Whether it is about accepting a severance package after termination or dealing with workplace discrimination, you deserve the right legal advice. As an employee, ascertaining your rights is just as important, and it is always a wise idea to know the various ways to tackle a situation. If you are meeting a Connecticut employment law attorney, here are some questions to ask.
“How long have you been working as an employment attorney?”
Matters like sexual harassment, racial discrimination, and wrongful termination are inherently complex, and you need an employment law attorney who is well-versed in the legal process. Ask the attorney if employment law is their primary area of practice and the number of years they have been in business. Many clients would choose an attorney who doesn’t have as much experience, primarily because the fee is on the lower side, but that’s never the right approach.
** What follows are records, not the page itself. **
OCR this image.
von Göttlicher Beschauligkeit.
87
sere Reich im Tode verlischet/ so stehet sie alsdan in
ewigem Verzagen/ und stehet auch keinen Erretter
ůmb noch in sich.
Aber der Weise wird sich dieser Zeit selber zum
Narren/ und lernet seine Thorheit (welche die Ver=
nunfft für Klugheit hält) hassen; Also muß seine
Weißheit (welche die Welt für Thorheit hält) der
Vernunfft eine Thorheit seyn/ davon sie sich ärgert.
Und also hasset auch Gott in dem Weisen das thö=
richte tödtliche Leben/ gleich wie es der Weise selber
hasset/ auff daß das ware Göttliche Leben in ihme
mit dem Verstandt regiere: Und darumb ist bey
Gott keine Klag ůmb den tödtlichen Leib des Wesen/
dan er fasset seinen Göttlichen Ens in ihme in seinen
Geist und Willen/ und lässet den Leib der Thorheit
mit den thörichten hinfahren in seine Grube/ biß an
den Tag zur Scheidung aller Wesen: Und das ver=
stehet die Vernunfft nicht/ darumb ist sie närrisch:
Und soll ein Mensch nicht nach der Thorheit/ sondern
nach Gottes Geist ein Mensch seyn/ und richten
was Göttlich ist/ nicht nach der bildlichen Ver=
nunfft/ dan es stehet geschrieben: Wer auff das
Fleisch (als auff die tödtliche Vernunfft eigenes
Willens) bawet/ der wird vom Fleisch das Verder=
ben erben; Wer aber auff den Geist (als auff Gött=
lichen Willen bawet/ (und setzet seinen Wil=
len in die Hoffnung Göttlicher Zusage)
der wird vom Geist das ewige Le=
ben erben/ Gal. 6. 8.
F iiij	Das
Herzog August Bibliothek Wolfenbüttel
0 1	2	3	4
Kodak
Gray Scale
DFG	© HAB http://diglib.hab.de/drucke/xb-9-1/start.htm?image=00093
“What can you tell me about my legal routes and rights?”
A good employment lawyer knows that clients deserve to know everything, and even when the outcome doesn’t look positive, they will be upfront and honest. Make sure you can evaluate the situation based on facts and genuine legal counsel. If an attorney doesn’t want to answer your questions or is ready to sugar-coat things, they are certainly not an option.
“What is your experience with similar cases?”
No two cases concerning employment law are the same, and while the lawyer will evaluate your claim based on available evidence and circumstances, they should be able to give you an overview of what to expect. They will share the potential timeline of the case and the possible ways things could shape up. Not everything is in the lawyer’s control, which is worth remembering.
“How can I communicate with you?
Whether the lawyer is just involved in negotiations or representing you in court, you should be able to communicate with them as required. From exchanging valuable updates and info to asking questions, having access to your employment law attorney is necessary. Ensure that you have their contact details. While lawyers may not personally respond to every call and email, they certainly have a team to take care of client requests.
Also, make sure that you understand the cost of hiring an employment lawyer. It largely depends on the facts of the case, but in many situations, your lawyer may charge a contingency fee. Get a lawyer as soon as you feel you have a brush with employment law.